There is limited data showing agreement between radiologists for identifying radiologic ulcers, particularly in children. Like our study, Rees et al. showed fair agreement (k = 0.37) between five fellowship-trained pediatric radiologists for detecting the presence of radiologic ulcers in children with CD [11]. In a study of adult patients with CD, Tsai et al. found no agreement between two fellowship-trained abdominal radiologists for detecting the presence of radiologic ulcers, with a k statistic less than 0 indicating agreement worse than that expected due to chance [12]. However, in another adult study by Jairath and colleagues, ulceration of the terminal ileum demonstrated better inter-rater agreement (ICC = 0.60), whereas agreement for the colon and rectum was worse with ICCs ranging from 0.09 to 0.55 depending on location [4].

Interestingly, radiologists in our study demonstrated a higher level of agreement for ulcer extent (i.e., number of radiologic ulcers) compared to either presence of ulcers or ulcer severity (i.e., ulcer depth). The overall low levels of agreement related to radiologic ulcer assessment in our study, particularly when compared to other MRI findings of active disease, suggest that this imaging finding may not have sufficient reliability to be used in clinical practice at this time. It is conceivable that standardized and validated definitions could improve agreement between radiologists. Furthermore, additional radiologist training related to this imaging finding could improve detection and inter-radiologist agreement. Finally, maximizing bowel distention is likely to enhance the radiologist’s sensitivity and specificity in detecting ulcers. However, further research is needed to confirm this.

Our study has limitations. First, this was a retrospective investigation performed at a single institution. Second, as this study only included children, our results, including the frequency of radiologic ulcers at the time of diagnosis, may not be generalizable to adults. Third, there remains a lack of accepted standardized definitions for what constitutes a radiologic ulcer and how to define ulcer severity and extent. Finally, while our study did evaluate the diagnostic performance of MRE compared to endoscopy, endoscopy reports remain unstandardized in the clinical setting with regard to terminology (e.g., erosion vs. aphthous lesion vs. superficial ulcer).

Our study confirms that radiologic ulcers are common in children with newly diagnosed ileal CD and are visible at MRE, although inter-radiologist agreement is only fair and diagnostic performance is less than ideal.

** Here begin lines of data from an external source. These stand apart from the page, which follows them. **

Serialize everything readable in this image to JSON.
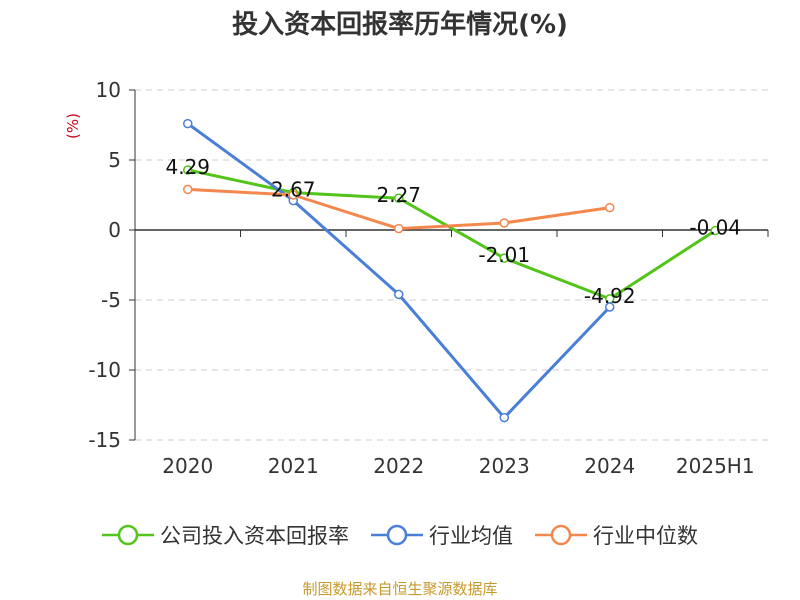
{
  "header": {
    "title": "投入资本回报率历年情况(%)"
  },
  "footer": {
    "source": "制图数据来自恒生聚源数据库"
  },
  "chart_data": {
    "type": "line",
    "categories": [
      "2020",
      "2021",
      "2022",
      "2023",
      "2024",
      "2025H1"
    ],
    "ylabel": "(%)",
    "ylim": [
      -15,
      10
    ],
    "yticks": [
      10,
      5,
      0,
      -5,
      -10,
      -15
    ],
    "grid": true,
    "legend_position": "bottom",
    "series": [
      {
        "name": "公司投入资本回报率",
        "color": "#52c41a",
        "values": [
          4.29,
          2.67,
          2.27,
          -2.01,
          -4.92,
          -0.04
        ],
        "labels": [
          "4.29",
          "2.67",
          "2.27",
          "-2.01",
          "-4.92",
          "-0.04"
        ]
      },
      {
        "name": "行业均值",
        "color": "#4a7fd8",
        "values": [
          7.6,
          2.1,
          -4.6,
          -13.4,
          -5.5,
          null
        ]
      },
      {
        "name": "行业中位数",
        "color": "#f4874e",
        "values": [
          2.9,
          2.5,
          0.1,
          0.5,
          1.6,
          null
        ]
      }
    ]
  }
}
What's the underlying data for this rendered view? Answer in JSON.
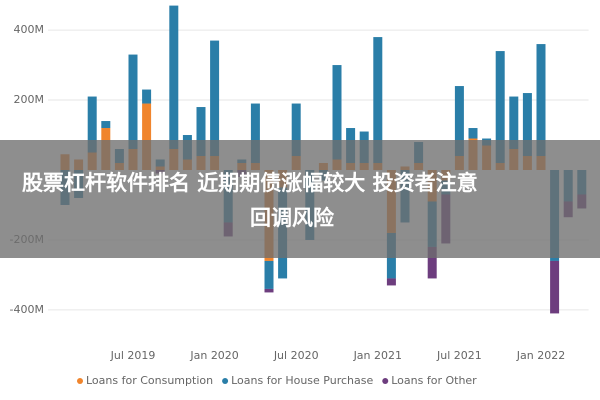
{
  "chart_data": {
    "type": "bar",
    "stacked": true,
    "categories": [
      null,
      null,
      null,
      null,
      null,
      "Jul 2019",
      null,
      null,
      null,
      null,
      null,
      "Jan 2020",
      null,
      null,
      null,
      null,
      null,
      "Jul 2020",
      null,
      null,
      null,
      null,
      null,
      "Jan 2021",
      null,
      null,
      null,
      null,
      null,
      "Jul 2021",
      null,
      null,
      null,
      null,
      null,
      "Jan 2022",
      null,
      null,
      null
    ],
    "series": [
      {
        "name": "Loans for Consumption",
        "color": "#f0852d",
        "values": [
          45,
          30,
          50,
          120,
          20,
          60,
          190,
          10,
          60,
          30,
          40,
          40,
          0,
          20,
          20,
          -260,
          -50,
          40,
          0,
          20,
          30,
          20,
          20,
          20,
          -180,
          10,
          20,
          -90,
          -30,
          40,
          90,
          70,
          20,
          60,
          40,
          40,
          0,
          0,
          0
        ]
      },
      {
        "name": "Loans for House Purchase",
        "color": "#2a7ea8",
        "values": [
          -100,
          -80,
          160,
          20,
          40,
          270,
          40,
          20,
          410,
          70,
          140,
          330,
          -150,
          10,
          170,
          -80,
          -260,
          150,
          -200,
          -30,
          270,
          100,
          90,
          360,
          -130,
          -150,
          60,
          -130,
          -40,
          200,
          30,
          20,
          320,
          150,
          180,
          320,
          -260,
          -90,
          -70
        ]
      },
      {
        "name": "Loans for Other",
        "color": "#6d3d7e",
        "values": [
          0,
          0,
          0,
          0,
          0,
          0,
          0,
          -10,
          0,
          0,
          0,
          0,
          -40,
          -20,
          0,
          -10,
          0,
          0,
          0,
          0,
          0,
          0,
          0,
          0,
          -20,
          0,
          0,
          -90,
          -140,
          0,
          0,
          0,
          0,
          0,
          0,
          0,
          -150,
          -45,
          -40
        ]
      }
    ],
    "ylim": [
      -486,
      486
    ],
    "yticks": [
      {
        "value": 400,
        "label": "400M"
      },
      {
        "value": 200,
        "label": "200M"
      },
      {
        "value": -200,
        "label": "-200M"
      },
      {
        "value": -400,
        "label": "-400M"
      }
    ],
    "grid": true,
    "legend": "bottom"
  },
  "overlay_text": [
    "股票杠杆软件排名 近期期债涨幅较大 投资者注意",
    "回调风险"
  ]
}
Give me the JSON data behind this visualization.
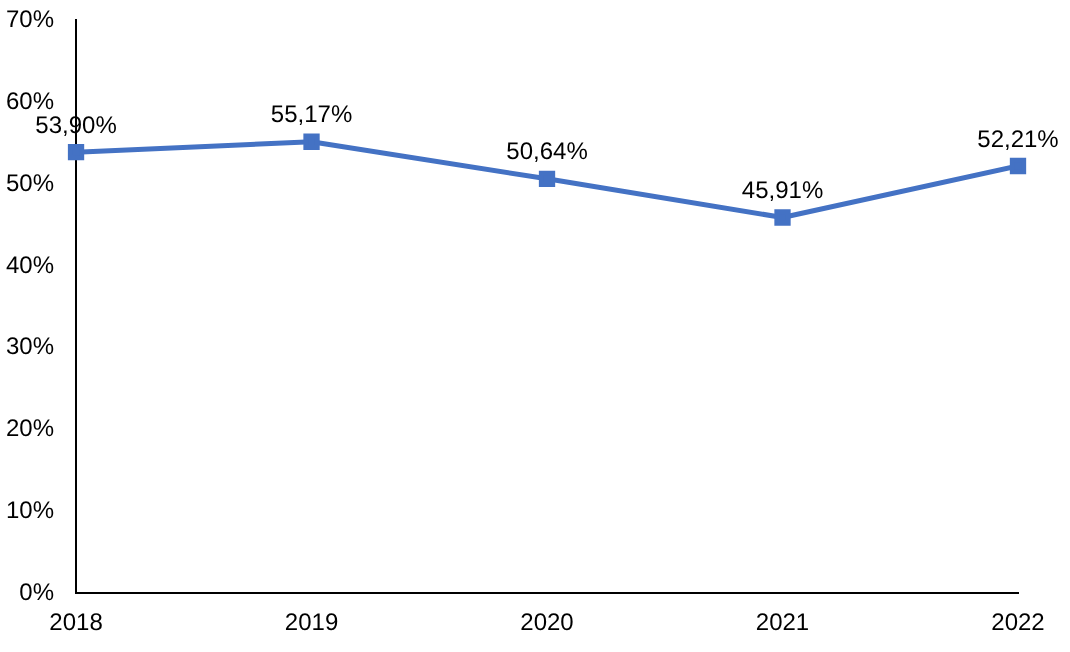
{
  "chart_data": {
    "type": "line",
    "categories": [
      "2018",
      "2019",
      "2020",
      "2021",
      "2022"
    ],
    "series": [
      {
        "color": "#4472c4",
        "values": [
          53.9,
          55.17,
          50.64,
          45.91,
          52.21
        ],
        "value_labels": [
          "53,90%",
          "55,17%",
          "50,64%",
          "45,91%",
          "52,21%"
        ]
      }
    ],
    "ylim": [
      0,
      70
    ],
    "yticks": [
      {
        "value": 0,
        "label": "0%"
      },
      {
        "value": 10,
        "label": "10%"
      },
      {
        "value": 20,
        "label": "20%"
      },
      {
        "value": 30,
        "label": "30%"
      },
      {
        "value": 40,
        "label": "40%"
      },
      {
        "value": 50,
        "label": "50%"
      },
      {
        "value": 60,
        "label": "60%"
      },
      {
        "value": 70,
        "label": "70%"
      }
    ],
    "grid": false,
    "legend": false,
    "marker": "square",
    "line_style": "solid"
  }
}
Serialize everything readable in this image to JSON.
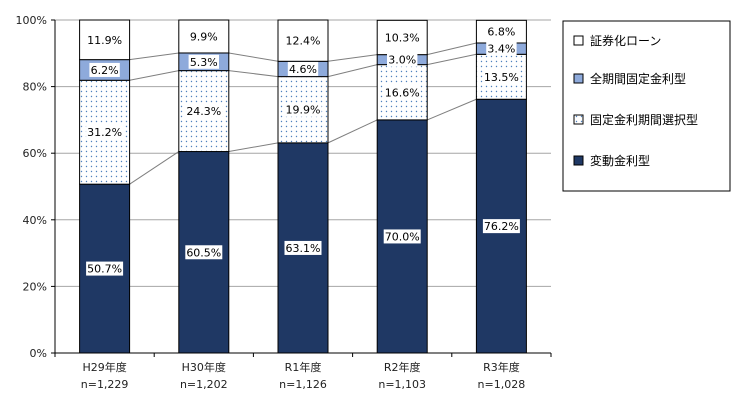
{
  "chart_data": {
    "type": "bar",
    "stacked": true,
    "percent_stacked": true,
    "categories": [
      "H29年度",
      "H30年度",
      "R1年度",
      "R2年度",
      "R3年度"
    ],
    "category_sublabels": [
      "n=1,229",
      "n=1,202",
      "n=1,126",
      "n=1,103",
      "n=1,028"
    ],
    "series": [
      {
        "name": "変動金利型",
        "values": [
          50.7,
          60.5,
          63.1,
          70.0,
          76.2
        ],
        "labels": [
          "50.7%",
          "60.5%",
          "63.1%",
          "70.0%",
          "76.2%"
        ],
        "fill": "solid",
        "color": "#1f3864"
      },
      {
        "name": "固定金利期間選択型",
        "values": [
          31.2,
          24.3,
          19.9,
          16.6,
          13.5
        ],
        "labels": [
          "31.2%",
          "24.3%",
          "19.9%",
          "16.6%",
          "13.5%"
        ],
        "fill": "dotted",
        "color": "#ffffff"
      },
      {
        "name": "全期間固定金利型",
        "values": [
          6.2,
          5.3,
          4.6,
          3.0,
          3.4
        ],
        "labels": [
          "6.2%",
          "5.3%",
          "4.6%",
          "3.0%",
          "3.4%"
        ],
        "fill": "solid",
        "color": "#8eaadb"
      },
      {
        "name": "証券化ローン",
        "values": [
          11.9,
          9.9,
          12.4,
          10.3,
          6.8
        ],
        "labels": [
          "11.9%",
          "9.9%",
          "12.4%",
          "10.3%",
          "6.8%"
        ],
        "fill": "solid",
        "color": "#ffffff"
      }
    ],
    "legend_order": [
      "証券化ローン",
      "全期間固定金利型",
      "固定金利期間選択型",
      "変動金利型"
    ],
    "ylim": [
      0,
      100
    ],
    "yticks": [
      0,
      20,
      40,
      60,
      80,
      100
    ],
    "ytick_labels": [
      "0%",
      "20%",
      "40%",
      "60%",
      "80%",
      "100%"
    ],
    "grid": true,
    "series_lines": true,
    "legend_position": "right"
  }
}
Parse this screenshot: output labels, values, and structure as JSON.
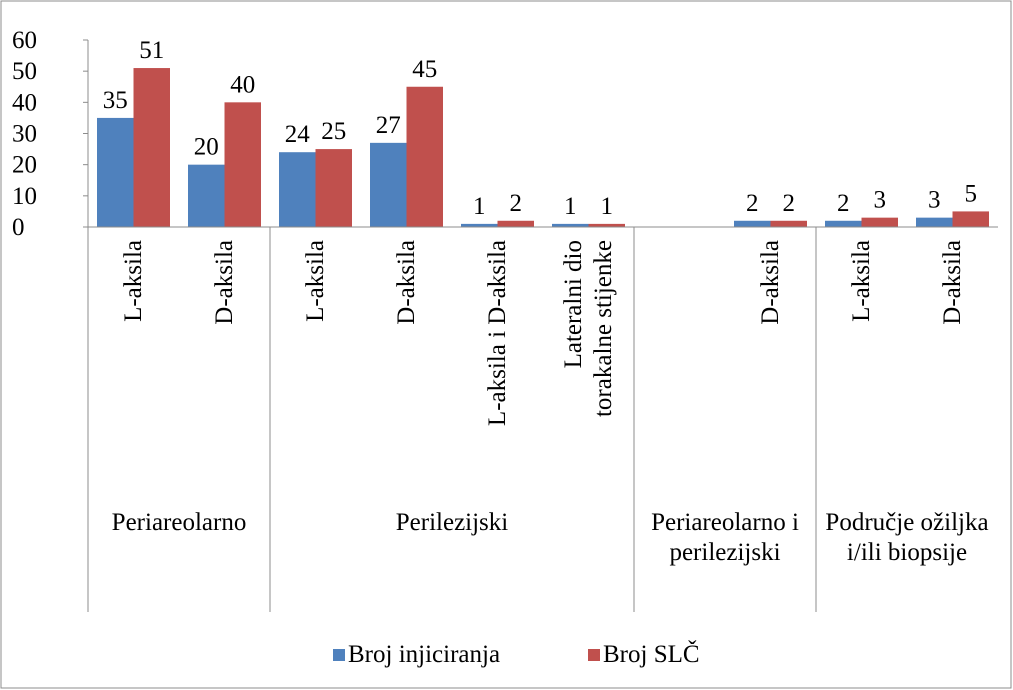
{
  "chart_data": {
    "type": "bar",
    "groups": [
      {
        "label": "Periareolarno",
        "categories": [
          "L-aksila",
          "D-aksila"
        ]
      },
      {
        "label": "Perilezijski",
        "categories": [
          "L-aksila",
          "D-aksila",
          "L-aksila i D-aksila",
          "Lateralni dio torakalne stijenke"
        ]
      },
      {
        "label": "Periareolarno i perilezijski",
        "categories": [
          null,
          "D-aksila"
        ]
      },
      {
        "label": "Područje ožiljka i/ili biopsije",
        "categories": [
          "L-aksila",
          "D-aksila"
        ]
      }
    ],
    "series": [
      {
        "name": "Broj injiciranja",
        "color": "#4f81bd",
        "values": [
          35,
          20,
          24,
          27,
          1,
          1,
          null,
          2,
          2,
          3
        ]
      },
      {
        "name": "Broj SLČ",
        "color": "#c0504d",
        "values": [
          51,
          40,
          25,
          45,
          2,
          1,
          null,
          2,
          3,
          5
        ]
      }
    ],
    "ylim": [
      0,
      60
    ],
    "yticks": [
      0,
      10,
      20,
      30,
      40,
      50,
      60
    ],
    "legend": "bottom"
  }
}
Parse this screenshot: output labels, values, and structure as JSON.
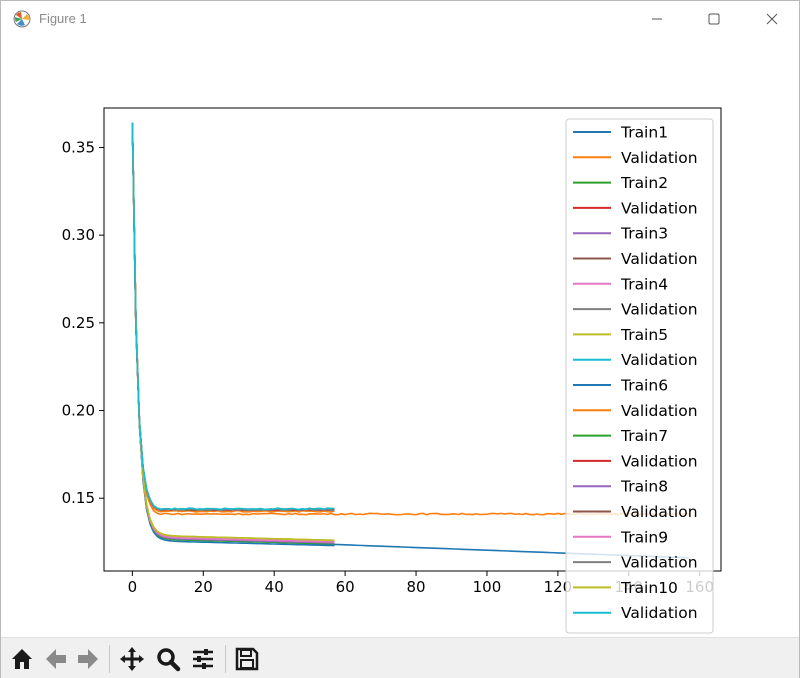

The presence of ulcers seems to indicate more severe active inflammation and is associated with both clinical laboratory markers and other MRE findings of disease activity. The relatively low degree of inter-radiologist agreement suggests the need for more precise definitions for determining the presence, severity, and extent of radiologic ulcers as well as a need for more formal radiologist training. Further research also is needed to understand if the presence of radiologic ulcers (both alone and in combination with other imaging features) correlates with important clinical outcomes in children, such as treatment response and future need for surgery.